В новаторском, в духе эстетики примитивизма и кубизма, портретном описании Барыбы сконцентрированы раскрывающие его образ лейтмотивные метафоры-символы: «Не зря прозвали его утюгом ребята-уездники. Тяжкие железные челюсти, широченный, четырехугольный рот и узенький лоб: как есть утюг, носиком кверху. Да и весь-то Барыба какой-то широкий, громоздкий, громыхающий, весь из жестких прямых и углов. Но так одно к одному пригнано, что из нескладных кусков как будто и лад какой-то выходит <…>»[126]
. Особенно важен для раскрытия образа Анфима лейтмотивный метафорический символ «каменности», тесно связанный с внешним и внутренним сюжетом. Речь своего героя Замятин также сравнивает с камнями: «Барыба заговорил – одно за другим стал откалывать, как камни, слова – тяжкие, редкие»[127], у него «каменный сон» и «окаменевшие», т. е. неподвижные мысли. В процессе развития внутреннего сюжета повести в душе «антигероя» остается все меньше человечности, и она все больше «каменеет».Завершение расчеловечивания Анфима с почти материальной наглядностью воплощено в заключительной главе «Уездного» «Ясные пуговицы». Здесь присущее Анфиму давящее начало приобретает отчетливый социальный смысл и раскрывается в поведении Барыбы-урядника, не дозволяющего отныне смеяться в трактире, и в гротескном сравнении этого антигероя с воскресшей нелепой русской курганной бабой, имеющем символический смысл. После гибели Тимоши Барыба-младший словно опускается в предшествовавшую принятию христианства языческую эпоху.

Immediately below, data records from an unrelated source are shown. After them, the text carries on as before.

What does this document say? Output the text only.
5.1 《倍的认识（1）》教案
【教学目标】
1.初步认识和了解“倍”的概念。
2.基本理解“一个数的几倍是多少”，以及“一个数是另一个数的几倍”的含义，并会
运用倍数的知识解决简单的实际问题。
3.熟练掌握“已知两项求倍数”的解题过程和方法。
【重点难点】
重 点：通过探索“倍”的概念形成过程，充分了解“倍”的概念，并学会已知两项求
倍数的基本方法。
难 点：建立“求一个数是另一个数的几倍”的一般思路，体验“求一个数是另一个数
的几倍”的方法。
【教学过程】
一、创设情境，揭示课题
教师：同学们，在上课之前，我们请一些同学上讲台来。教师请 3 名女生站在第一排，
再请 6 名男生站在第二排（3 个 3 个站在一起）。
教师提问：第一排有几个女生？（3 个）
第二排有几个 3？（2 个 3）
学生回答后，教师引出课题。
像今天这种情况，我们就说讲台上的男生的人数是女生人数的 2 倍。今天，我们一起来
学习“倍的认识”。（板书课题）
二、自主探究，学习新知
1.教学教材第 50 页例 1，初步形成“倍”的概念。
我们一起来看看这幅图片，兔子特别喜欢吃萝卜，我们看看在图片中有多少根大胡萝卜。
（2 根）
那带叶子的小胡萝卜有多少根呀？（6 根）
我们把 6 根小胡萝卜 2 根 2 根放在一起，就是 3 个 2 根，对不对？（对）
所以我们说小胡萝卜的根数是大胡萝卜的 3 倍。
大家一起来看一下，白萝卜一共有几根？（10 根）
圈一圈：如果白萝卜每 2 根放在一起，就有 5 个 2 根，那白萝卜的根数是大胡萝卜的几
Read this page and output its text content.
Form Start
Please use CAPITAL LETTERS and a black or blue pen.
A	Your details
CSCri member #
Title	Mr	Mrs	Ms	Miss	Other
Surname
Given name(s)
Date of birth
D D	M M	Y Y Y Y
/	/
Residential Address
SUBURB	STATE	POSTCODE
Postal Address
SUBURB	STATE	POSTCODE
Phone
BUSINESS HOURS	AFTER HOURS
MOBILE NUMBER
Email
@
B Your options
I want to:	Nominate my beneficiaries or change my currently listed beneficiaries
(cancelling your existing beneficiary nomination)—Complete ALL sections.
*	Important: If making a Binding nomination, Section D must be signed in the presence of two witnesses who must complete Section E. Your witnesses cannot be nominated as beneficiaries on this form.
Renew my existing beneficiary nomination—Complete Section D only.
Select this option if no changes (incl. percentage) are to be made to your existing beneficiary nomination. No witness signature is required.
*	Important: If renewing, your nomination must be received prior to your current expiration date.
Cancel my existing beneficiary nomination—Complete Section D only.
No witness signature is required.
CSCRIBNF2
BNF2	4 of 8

Связь с древнерусской культурой.
Повести Ремизова, Шмелева и Замятина связаны многими нитями с традициями древнерусского искусства, в частности – иконописи. Для житийных икон характерен прием «повествовательного уменьшения», состоящий в уменьшенном изображении на клеймах икон, по сравнению с фигурами людей, фона – рек, озер, архитектурных сооружений. Так подчеркивалась «значимость людей вообще»[128]. В «Уездном» прием «повествовательного уменьшения» встречается в изображении Барыбы, фигура которого во всех микросюжетах-клеймах дана крупным планом, как в следующем описании. Он шел «тяжко довольный: было приятно ступать на землю, попирать землю, давить ее – так! Вот так!»[129]. Есть в этом явно экспрессионистическом описании характерная для эстетики древнерусского искусства символика. Она выражает мысль о тяжести и органичности зла. Кроме того, образ лиха одноглазого в «Крестовых сестрах» и воплощение зла в образе Анфима Барыбы напоминают персонификацию абстрактного понятия в сатирической нравоописательной «Повести о Горе-Злочастии» (XVII век). Но существует и принципиальное отличие художественных принципов «Крестовых сестер» и «Уездного» от эстетики средневековой литературы.Образность и повествование.
В изобразительности повестей Ремизова, Замятина и других неореалистов видны основные черты яркого явления в русской литературе XX в., орнаментальной прозы,истоки которой лежат в творчестве А. Белого и других писателей начала XX в. Это субъективистское «удваивание» мира в поисках соответствий между предметами внешнего мира, внутренним состоянием человека и предметом, миром природы и человека и т. д.[130], проявившееся в структуре проанализированных выше метафор-символов и сравнений из произведений неореалистов.Если агиография изобилует прямыми авторскими оценками, то «Крестовые сестры», «Пятая язва», «Человек из ресторана», «Уездное» отличаются опосредованным выражением позиции автора с помощью сказа.
Как пишет Н.А. Кожевникова, «орнаментальная проза и сказ – разные выражения одной и той же тенденции – тенденции к обновлению и обогащению языка художественной литературы»[131]. Цель сказа – познакомить читателя с экзотической для него социальной, бытовой или национальной средой и передать особенности ее «чужой» для читателя речи, как правило, устной. Как утверждал М.М. Бахтин, «<…> в большинстве случаев сказ есть прежде всего установка на чужую речь, а уж отсюда, как следствие, – на устную речь». Порой в сказе создается колоритный образ рассказчика, который в большинстве случаев «<…> человек не литературный и <…> принадлежащий к низшим социальным слоям, к народу (что как раз и важно автору) <…>»[132]. Продуктивно и предложенное Ю.Н. Тыняновым в статье «Литературное сегодня» (1924) разделение сказа на юмористический (вернее шире – комический, куда входит и сатирический) и лирический. Критик связал первую разновидность сказового повествования с творчеством Н.С. Лескова и М.М. Зощенко, а вторую – с прозой А.М. Ремизова и Л.М. Леонова[133].